1.19 bouwperceelgrens

een grens van een bouwperceel.

1.20 bouwvlak

een geometrisch bepaald vlak, waarmee gronden zijn aangeduid, waar ingevolge de regels bepaalde gebouwen en bouwwerken, geen gebouwen zijnde, zijn toegelaten.

1.21 bouwwerk

elke constructie van enige omvang van hout, steen, metaal of ander materiaal, die hetzij direct of indirect met de grond is verbonden, hetzij direct of indirect steun vindt in of op de grond.

1.22 bouwwerk, geen gebouw zijnde

een bouwwerk als bedoeld in lid 1.21, niet zijnde een gebouw.

1.23 consumentenvuurwerk

vuurwerk dat is bestemd voor particulier gebruik.

1.24 cultuurhistorische waarde

de aan een bouwwerk of gebied toegekende waarde in verband met ouderdom en/of historische gaafheid.

1.25 dak

een uitwendige scheidingsconstructie als bovenafsluiting van een bouwwerk.

1.26 detailhandel

het bedrijfsmatig te koop aanbieden (waaronder de uitstalling ten verkoop), verkopen, verhuren en leveren van goederen aan personen die die goederen kopen of huren voor gebruik, verbruik of aanwending anders dan in de uitoefening van een beroep of bedrijf.

1.27 evenement

een gebeurtenis, gericht op een groot publiek, met betrekking tot kunst, sport, ontspanning en cultuur.

1.28 gebouw

elk bouwwerk, dat een voor mensen toegankelijke, overdekte, geheel of gedeeltelijk met wanden omsloten ruimte vormt.

1.29 geurgevoelige bestemmingen

woon- en leefgebieden (woonwijk, lintbebouwing, concentratie woonboten, woonwagencentra, ziekenhuizen, zorg/verpleegtehuizen, asielzoekerscentra, scholen, dagverblijven, dag en verblijfsrecreatie, winkelcentra).
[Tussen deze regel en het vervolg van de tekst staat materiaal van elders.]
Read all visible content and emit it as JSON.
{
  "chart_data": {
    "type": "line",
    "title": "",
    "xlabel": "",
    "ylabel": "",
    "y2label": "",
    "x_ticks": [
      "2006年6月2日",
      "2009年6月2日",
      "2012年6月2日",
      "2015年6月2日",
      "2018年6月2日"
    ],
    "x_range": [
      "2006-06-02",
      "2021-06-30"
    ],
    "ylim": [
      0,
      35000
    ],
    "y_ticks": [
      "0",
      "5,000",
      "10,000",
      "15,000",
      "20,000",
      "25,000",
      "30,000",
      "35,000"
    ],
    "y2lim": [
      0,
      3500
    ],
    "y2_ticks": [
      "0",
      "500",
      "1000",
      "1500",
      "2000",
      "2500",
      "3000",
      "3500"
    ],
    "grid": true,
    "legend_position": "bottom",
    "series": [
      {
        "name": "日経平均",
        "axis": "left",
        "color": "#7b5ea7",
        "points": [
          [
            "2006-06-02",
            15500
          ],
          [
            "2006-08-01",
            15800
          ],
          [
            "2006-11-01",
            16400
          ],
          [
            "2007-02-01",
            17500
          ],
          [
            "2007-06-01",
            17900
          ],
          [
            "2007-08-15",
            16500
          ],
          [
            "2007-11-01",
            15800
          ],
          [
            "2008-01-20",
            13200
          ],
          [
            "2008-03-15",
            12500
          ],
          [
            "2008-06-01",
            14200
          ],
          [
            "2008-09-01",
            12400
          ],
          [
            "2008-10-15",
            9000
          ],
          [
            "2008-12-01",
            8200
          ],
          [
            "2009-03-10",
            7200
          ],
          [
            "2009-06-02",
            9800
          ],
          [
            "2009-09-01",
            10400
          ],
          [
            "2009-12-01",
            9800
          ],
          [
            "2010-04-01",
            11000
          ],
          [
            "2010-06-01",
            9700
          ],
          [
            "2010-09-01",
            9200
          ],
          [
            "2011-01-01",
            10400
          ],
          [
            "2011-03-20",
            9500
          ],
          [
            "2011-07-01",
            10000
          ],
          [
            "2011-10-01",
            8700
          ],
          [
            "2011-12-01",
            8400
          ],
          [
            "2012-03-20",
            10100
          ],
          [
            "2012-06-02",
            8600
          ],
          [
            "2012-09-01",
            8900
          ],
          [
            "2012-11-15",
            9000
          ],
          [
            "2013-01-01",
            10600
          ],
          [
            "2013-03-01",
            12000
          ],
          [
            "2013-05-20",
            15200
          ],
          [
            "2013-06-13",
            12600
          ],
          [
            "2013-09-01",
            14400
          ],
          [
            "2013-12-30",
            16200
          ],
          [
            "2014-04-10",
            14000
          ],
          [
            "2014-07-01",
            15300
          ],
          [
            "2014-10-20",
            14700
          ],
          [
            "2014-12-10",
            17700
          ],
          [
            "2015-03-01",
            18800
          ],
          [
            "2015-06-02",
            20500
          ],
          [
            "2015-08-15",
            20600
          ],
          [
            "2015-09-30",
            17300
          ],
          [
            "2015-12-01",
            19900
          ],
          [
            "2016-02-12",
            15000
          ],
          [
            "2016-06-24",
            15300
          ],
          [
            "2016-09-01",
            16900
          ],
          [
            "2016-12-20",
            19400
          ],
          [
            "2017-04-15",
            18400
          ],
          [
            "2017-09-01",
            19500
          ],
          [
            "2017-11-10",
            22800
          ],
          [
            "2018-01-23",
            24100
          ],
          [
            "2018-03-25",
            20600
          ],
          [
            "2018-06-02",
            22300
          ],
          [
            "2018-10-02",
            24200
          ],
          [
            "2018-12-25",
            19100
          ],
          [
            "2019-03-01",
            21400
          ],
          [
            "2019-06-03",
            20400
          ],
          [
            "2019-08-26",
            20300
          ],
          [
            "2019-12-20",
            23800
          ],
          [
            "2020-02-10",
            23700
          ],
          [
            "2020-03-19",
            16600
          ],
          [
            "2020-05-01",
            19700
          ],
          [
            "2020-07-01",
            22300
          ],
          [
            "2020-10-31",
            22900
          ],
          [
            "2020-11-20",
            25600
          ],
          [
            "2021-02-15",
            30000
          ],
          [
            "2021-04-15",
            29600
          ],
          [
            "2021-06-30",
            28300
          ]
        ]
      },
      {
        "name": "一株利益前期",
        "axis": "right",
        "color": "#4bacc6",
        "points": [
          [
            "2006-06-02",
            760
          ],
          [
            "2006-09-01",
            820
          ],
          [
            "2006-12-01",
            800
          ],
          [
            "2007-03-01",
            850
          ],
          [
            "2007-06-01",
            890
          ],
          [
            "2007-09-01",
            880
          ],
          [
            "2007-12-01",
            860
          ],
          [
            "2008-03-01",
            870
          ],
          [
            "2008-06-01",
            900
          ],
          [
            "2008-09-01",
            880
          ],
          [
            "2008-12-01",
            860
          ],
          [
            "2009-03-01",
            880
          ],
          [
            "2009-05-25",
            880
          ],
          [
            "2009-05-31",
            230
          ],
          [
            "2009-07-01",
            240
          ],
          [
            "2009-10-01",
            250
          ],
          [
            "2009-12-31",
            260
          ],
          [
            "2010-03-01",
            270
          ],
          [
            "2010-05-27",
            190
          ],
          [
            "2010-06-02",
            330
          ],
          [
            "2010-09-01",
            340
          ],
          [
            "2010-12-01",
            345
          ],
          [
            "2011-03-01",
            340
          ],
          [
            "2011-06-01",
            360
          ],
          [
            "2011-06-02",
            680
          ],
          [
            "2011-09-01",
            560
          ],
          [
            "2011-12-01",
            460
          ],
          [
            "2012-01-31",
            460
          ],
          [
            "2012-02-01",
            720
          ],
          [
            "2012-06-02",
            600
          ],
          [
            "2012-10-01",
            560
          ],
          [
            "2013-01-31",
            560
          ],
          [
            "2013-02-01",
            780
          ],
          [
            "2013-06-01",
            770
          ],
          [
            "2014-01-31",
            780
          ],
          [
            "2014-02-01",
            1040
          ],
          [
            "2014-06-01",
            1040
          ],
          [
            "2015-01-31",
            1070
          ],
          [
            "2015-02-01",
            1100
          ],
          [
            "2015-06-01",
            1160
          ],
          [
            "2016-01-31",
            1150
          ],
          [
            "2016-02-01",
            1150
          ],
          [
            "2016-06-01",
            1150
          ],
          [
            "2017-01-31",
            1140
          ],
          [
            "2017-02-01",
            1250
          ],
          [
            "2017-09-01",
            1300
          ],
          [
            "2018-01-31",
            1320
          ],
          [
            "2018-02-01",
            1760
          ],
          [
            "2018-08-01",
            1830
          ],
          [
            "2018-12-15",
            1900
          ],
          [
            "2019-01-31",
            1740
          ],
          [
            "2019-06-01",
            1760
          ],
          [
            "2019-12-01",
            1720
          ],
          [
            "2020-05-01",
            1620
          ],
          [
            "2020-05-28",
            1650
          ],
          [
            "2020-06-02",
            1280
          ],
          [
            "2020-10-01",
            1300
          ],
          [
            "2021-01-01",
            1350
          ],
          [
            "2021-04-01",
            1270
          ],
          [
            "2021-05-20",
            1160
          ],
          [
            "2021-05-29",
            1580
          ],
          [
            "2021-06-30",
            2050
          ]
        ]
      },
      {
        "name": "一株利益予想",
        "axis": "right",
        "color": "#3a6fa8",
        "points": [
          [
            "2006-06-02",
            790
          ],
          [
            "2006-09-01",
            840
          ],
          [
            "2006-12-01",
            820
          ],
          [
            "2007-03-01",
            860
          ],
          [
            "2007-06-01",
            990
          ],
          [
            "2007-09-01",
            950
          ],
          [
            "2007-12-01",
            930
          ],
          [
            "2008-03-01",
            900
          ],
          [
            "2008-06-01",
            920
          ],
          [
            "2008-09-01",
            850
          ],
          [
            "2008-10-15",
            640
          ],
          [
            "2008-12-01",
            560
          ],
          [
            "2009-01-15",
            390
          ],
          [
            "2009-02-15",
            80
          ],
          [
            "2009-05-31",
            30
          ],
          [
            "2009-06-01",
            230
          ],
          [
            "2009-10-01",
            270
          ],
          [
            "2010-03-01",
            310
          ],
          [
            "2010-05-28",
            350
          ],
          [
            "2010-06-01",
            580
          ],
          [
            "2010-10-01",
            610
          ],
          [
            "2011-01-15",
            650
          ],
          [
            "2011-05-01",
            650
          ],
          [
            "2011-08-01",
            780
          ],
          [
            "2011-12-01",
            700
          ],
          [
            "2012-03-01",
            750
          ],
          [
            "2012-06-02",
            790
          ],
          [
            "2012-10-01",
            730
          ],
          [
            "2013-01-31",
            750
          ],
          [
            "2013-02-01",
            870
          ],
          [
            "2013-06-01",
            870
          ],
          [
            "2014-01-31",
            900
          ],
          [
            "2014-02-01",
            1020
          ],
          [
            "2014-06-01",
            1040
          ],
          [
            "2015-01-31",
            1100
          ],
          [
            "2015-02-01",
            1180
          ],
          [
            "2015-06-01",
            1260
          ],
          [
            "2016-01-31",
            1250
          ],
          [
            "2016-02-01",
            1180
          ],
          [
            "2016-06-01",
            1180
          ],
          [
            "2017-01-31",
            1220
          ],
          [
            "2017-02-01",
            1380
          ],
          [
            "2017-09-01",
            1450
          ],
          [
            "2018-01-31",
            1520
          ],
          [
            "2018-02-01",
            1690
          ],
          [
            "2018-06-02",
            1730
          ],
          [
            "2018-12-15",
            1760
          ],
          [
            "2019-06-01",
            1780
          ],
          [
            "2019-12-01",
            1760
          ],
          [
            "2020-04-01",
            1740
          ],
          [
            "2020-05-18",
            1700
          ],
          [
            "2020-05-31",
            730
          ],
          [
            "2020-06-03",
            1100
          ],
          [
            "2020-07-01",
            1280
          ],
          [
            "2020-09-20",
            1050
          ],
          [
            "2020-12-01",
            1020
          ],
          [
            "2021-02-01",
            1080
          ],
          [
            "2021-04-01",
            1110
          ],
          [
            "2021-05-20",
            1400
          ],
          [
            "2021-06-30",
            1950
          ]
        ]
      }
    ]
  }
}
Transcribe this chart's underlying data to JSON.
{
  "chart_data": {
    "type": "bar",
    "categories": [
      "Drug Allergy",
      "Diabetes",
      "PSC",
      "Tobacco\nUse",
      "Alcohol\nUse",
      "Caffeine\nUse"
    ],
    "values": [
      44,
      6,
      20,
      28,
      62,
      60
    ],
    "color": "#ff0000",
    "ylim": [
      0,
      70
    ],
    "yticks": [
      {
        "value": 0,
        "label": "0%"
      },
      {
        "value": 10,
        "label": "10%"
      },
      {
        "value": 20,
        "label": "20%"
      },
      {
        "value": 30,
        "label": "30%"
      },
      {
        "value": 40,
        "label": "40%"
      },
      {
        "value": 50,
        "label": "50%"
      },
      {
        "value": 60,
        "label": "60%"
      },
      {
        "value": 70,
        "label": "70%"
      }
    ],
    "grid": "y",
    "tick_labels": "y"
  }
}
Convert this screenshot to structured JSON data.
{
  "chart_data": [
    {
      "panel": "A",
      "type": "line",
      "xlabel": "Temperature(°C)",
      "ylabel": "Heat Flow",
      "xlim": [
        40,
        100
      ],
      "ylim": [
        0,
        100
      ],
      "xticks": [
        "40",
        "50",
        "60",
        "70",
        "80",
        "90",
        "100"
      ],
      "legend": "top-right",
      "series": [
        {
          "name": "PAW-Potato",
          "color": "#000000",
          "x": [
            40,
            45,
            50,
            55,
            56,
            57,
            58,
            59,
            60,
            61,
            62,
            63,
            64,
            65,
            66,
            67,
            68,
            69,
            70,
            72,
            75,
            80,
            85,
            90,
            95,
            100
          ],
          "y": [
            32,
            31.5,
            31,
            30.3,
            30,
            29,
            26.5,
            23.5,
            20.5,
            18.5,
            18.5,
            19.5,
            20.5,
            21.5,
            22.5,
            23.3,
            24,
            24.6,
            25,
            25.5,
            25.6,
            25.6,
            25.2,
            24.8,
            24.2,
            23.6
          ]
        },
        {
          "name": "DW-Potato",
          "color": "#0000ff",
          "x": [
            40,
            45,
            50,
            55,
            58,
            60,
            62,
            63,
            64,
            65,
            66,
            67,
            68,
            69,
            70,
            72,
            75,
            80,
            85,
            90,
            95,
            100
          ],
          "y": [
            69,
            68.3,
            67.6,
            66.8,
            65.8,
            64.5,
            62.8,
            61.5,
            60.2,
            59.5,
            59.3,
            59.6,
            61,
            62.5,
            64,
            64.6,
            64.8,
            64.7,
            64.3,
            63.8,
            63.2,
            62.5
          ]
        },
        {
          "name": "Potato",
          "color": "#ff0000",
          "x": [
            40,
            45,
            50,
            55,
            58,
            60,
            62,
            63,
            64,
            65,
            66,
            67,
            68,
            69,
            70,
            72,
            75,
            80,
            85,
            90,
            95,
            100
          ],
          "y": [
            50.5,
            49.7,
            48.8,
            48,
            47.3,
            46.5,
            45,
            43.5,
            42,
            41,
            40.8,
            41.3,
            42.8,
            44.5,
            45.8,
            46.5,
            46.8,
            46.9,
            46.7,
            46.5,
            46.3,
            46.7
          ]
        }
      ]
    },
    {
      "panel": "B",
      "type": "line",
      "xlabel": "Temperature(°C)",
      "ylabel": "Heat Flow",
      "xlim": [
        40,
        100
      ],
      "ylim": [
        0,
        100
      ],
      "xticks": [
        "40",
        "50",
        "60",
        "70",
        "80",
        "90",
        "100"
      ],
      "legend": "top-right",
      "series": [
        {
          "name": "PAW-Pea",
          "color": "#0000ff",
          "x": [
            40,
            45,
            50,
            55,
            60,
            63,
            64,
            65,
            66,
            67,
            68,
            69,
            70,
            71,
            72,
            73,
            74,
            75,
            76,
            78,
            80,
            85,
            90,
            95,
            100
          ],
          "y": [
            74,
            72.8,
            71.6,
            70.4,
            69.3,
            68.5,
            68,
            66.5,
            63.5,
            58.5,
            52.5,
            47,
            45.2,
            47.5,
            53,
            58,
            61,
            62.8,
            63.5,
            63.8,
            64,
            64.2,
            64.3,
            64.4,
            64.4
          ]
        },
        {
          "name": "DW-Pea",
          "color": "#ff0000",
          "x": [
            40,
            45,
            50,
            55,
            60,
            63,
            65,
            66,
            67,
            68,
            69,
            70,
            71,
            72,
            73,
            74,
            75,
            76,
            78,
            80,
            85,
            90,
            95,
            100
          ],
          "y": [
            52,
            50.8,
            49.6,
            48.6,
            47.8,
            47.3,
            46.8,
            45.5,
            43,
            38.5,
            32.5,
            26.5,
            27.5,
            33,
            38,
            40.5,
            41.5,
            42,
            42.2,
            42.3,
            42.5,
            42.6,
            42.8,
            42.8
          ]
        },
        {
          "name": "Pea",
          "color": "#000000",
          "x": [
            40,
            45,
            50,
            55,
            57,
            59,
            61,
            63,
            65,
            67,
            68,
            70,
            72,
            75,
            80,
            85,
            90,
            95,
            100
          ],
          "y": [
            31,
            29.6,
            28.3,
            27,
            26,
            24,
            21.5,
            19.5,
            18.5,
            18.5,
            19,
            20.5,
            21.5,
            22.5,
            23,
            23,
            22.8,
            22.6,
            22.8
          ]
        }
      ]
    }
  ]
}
De tuinen van zorg/verpleeghuizen en schoolpleinen behoren ook tot de gevoelige bestemmingen.

1.30 hoofdgebouw

een gebouw of een gedeelte daarvan, dat op een bouwperceel door zijn constructie, afmetingen of functie als het belangrijkste bouwwerk valt aan te merken.

1.31 kaasverwerking

de bewerking en verwerking van kaas, alsmede de opslag van grondstoffen en gereed product, met uitzondering van de productie van kaas.

1.32 kantoor

voorziening gericht op het verlenen van diensten op administratief, financieel, architectonisch, juridisch of een daarmee naar aard gelijk te stellen gebied, waarbij het publiek niet of slechts in ondergeschikte mate rechtstreeks te woord wordt gestaan en geholpen.

1.33 KNA

Kwaliteitsnorm voor de Nederlandse Archeologie (zie www.sikb.nl).

1.34 kwetsbare objecten

objecten zoals bedoeld in artikel 1 lid l van het Besluit externe veiligheid inrichtingen.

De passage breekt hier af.